When I was a kid growing up on a pint-sized farm in Western Australia, I thought shoes were a grown-up horror. Bare feet were bliss.

Ah, those hot summer days feeling the dust under one’s toes, those cold wintry days of slopping along the long shallow ditch through the cow paddock pulling a home made “boat” (actually just a shaped piece of wood with a nail at the pointy end) behind me on a piece of knotted string… Ok, so I’d emerge with blue toes at the end, and have to race back to the house to get warm again, but that was half the fun.

At school, we’d take our shoes off the moment we hit the bare earth of the playground and not put them back on until the bell went to bring us inside again. The boys often wouldn’t even do that much. They’d sneak inside without shoes and at the end of the day their soles would be black because those jarrah board floors happily gave up some of their ingrained generations of oil…

Of course I paid a price for all that. I have two scars on the top of my feet still clearly visible nearly 60 years later. Whatever scars I had on the soles have long been worn off. The other price I still pay. I grew up with broad feet, typical of people who run around bare foot in their growing years.

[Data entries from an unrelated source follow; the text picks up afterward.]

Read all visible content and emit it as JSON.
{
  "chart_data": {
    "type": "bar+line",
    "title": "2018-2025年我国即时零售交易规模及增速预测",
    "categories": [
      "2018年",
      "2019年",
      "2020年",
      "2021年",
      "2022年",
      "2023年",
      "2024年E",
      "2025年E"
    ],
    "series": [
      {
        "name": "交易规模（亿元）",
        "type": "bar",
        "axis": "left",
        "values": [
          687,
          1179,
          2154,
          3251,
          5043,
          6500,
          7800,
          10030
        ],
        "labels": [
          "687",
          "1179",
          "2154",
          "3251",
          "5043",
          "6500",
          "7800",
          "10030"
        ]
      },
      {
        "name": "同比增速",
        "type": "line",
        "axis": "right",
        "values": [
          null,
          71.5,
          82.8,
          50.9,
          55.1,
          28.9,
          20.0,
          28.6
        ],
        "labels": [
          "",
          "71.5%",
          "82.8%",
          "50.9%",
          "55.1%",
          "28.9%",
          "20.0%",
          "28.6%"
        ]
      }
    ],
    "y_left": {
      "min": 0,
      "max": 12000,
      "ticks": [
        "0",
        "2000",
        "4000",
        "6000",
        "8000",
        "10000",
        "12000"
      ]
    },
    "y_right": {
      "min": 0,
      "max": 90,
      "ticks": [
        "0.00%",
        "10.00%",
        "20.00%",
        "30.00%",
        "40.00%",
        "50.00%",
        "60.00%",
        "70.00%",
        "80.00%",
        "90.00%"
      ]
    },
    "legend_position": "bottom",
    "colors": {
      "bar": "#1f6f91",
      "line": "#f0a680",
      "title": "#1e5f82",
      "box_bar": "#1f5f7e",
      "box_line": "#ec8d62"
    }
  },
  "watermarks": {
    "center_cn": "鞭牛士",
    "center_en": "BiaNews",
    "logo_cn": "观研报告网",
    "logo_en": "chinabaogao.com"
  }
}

As I have small feet otherwise, finding shoes to fit has always been a problem.

Today I walked into a shoe shop, wasn’t intending to buy anything, truly – I was just waiting for my husband – and I found a brand of shoe that fitted me beautifully. And they had my size. Fifteen minutes later I walked out with three pairs of shoes that fit. And look good. And made with leather uppers. And they weren’t expensive either.

Now that is bliss.


And bliss is… — 7 Comments

  1. Didn’t meant to buy anything, yeah, as if we believe that!!!! I’m afraid I don’t do shoes any more, these days I tend to live in running shoes be it summer or winter. As they have orthotics, they are so comfortable and at my age, who cares.

  2. I empathise Glenda because I have the same problem for the same reasons as you.

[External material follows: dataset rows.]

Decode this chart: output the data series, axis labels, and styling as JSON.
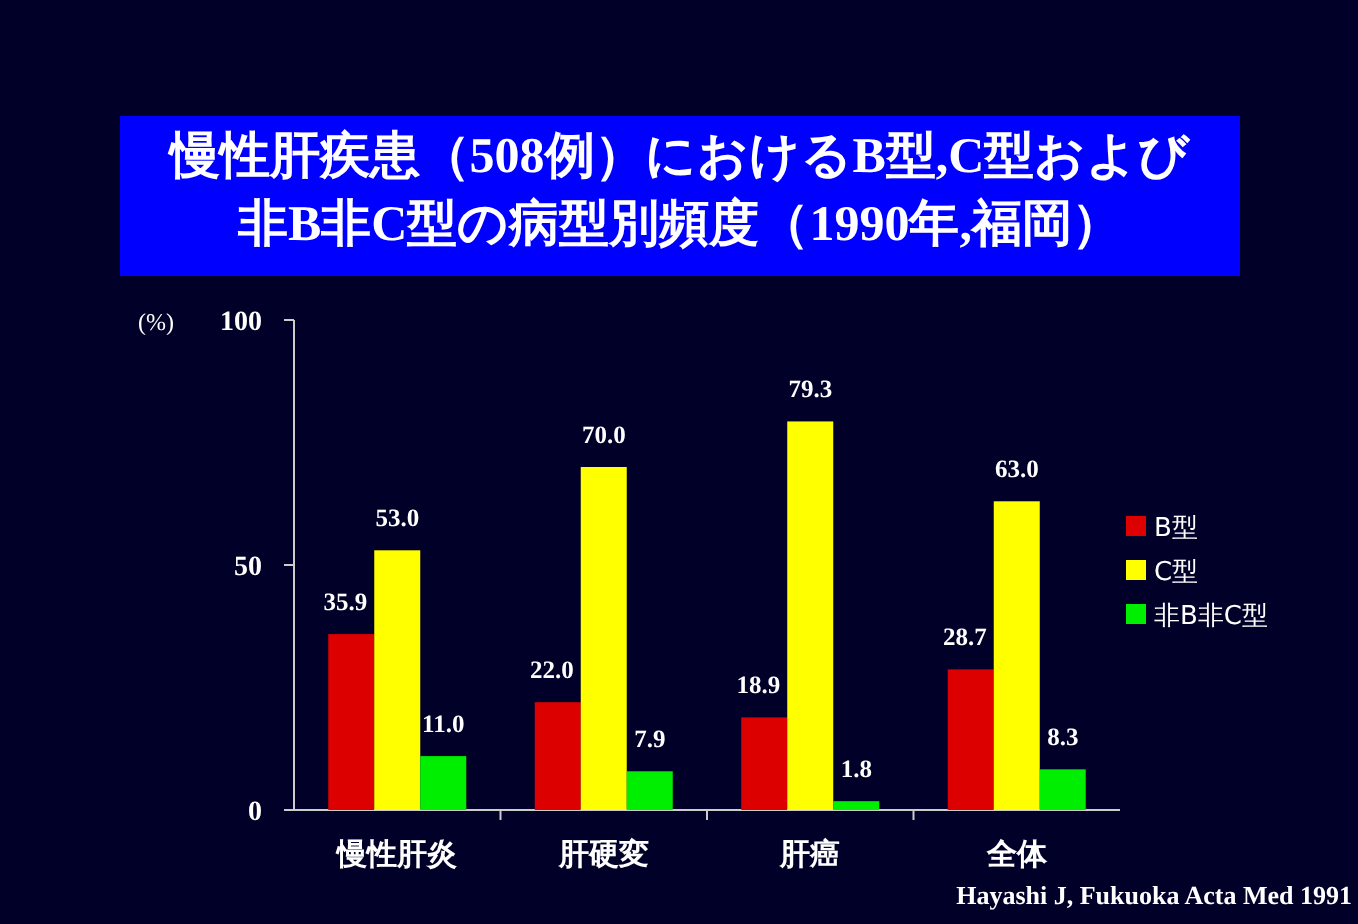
{
  "chart_data": {
    "type": "bar",
    "title": "慢性肝疾患（508例）におけるB型,C型および非B非C型の病型別頻度（1990年,福岡）",
    "ylabel": "(%)",
    "categories": [
      "慢性肝炎",
      "肝硬変",
      "肝癌",
      "全体"
    ],
    "series": [
      {
        "name": "B型",
        "color": "#dd0000",
        "values": [
          35.9,
          22.0,
          18.9,
          28.7
        ],
        "value_labels": [
          "35.9",
          "22.0",
          "18.9",
          "28.7"
        ]
      },
      {
        "name": "C型",
        "color": "#ffff00",
        "values": [
          53.0,
          70.0,
          79.3,
          63.0
        ],
        "value_labels": [
          "53.0",
          "70.0",
          "79.3",
          "63.0"
        ]
      },
      {
        "name": "非B非C型",
        "color": "#00ee00",
        "values": [
          11.0,
          7.9,
          1.8,
          8.3
        ],
        "value_labels": [
          "11.0",
          "7.9",
          "1.8",
          "8.3"
        ]
      }
    ],
    "ylim": [
      0,
      100
    ],
    "yticks": [
      0,
      50,
      100
    ],
    "legend": "right",
    "grid": false,
    "annotations": [
      "Hayashi J, Fukuoka Acta Med 1991"
    ]
  }
}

    My barefeet youth nemesis.
    1. Bindi Eyes – Eye shaped thorny weeds cunningly hiding in grass.
    2. Chillblanes in winter.
    3. Disputes with my mother about waring clunky, pinching shoes to school.
    4. Plantar warts that had to be surgically removed from the soles of my feet as a teenager.
    5. Finding comfortable shoes for my wide feet even today.

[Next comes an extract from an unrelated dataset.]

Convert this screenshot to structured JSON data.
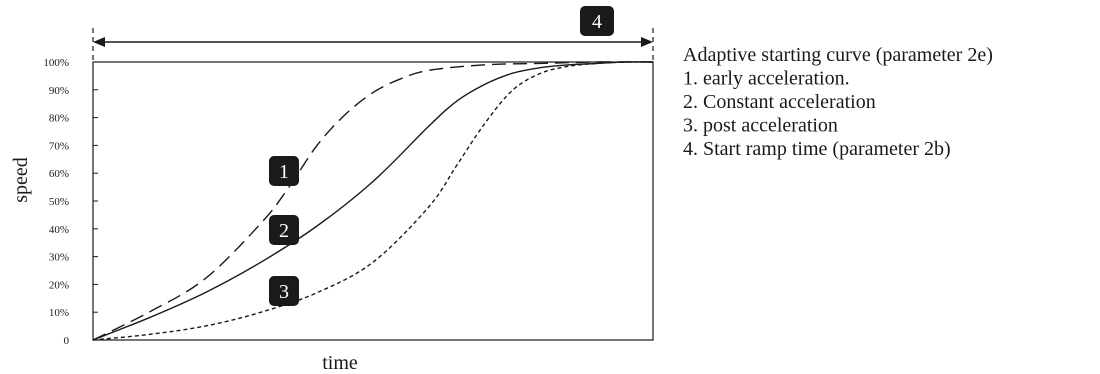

    Otherwise, the sheer bliss of running around in bare feet on a farm in my youth.

  3. The only thing better than finding that serendipitous pair of shoes would be finding the perfect handbag to match…..mmmmmm, love handbags!!!!

  4. Bare feet it’s soo cool ^^ i would always wear it that way if i could too!

    My favourites shoes are the flip-flops one, isn’t it funny for someone who has been a shoe seller a few years ! I’ve seen so many people with painfull shoes because they prefer to look nice.Wearing some comfortable shoes is really so important, otherwise you get your feet distorted (can we say distorted en english for feet ?)

    In france there is a saying ‘c’est souvent le cordonnier le plus mal chaussĂ©’ in english i’ve discovered this translation “The shoemaker’s children are often shoeless” ^^

  5. Are bindi eyes the same thing as double gees? They were the nemesis of my childhood. They are caltrops with dagger sharp thorns, at least one of which was always turned upwards. They are hard and strong enough to stab through layers of hard sole (de rigeur for a constantly barefoot child) and still draw blood. I loathed the things.

    And Gynie, sexy or not, I have always hated high heels, even though I have worn them at times. I guess I just like comfort too much…

  6. Gynie that means that the shoemakers children are often too poor to be able to afford shoes not going barefoot for preference.

    Flip Flops are very very bad for your feet according to my foot nurse.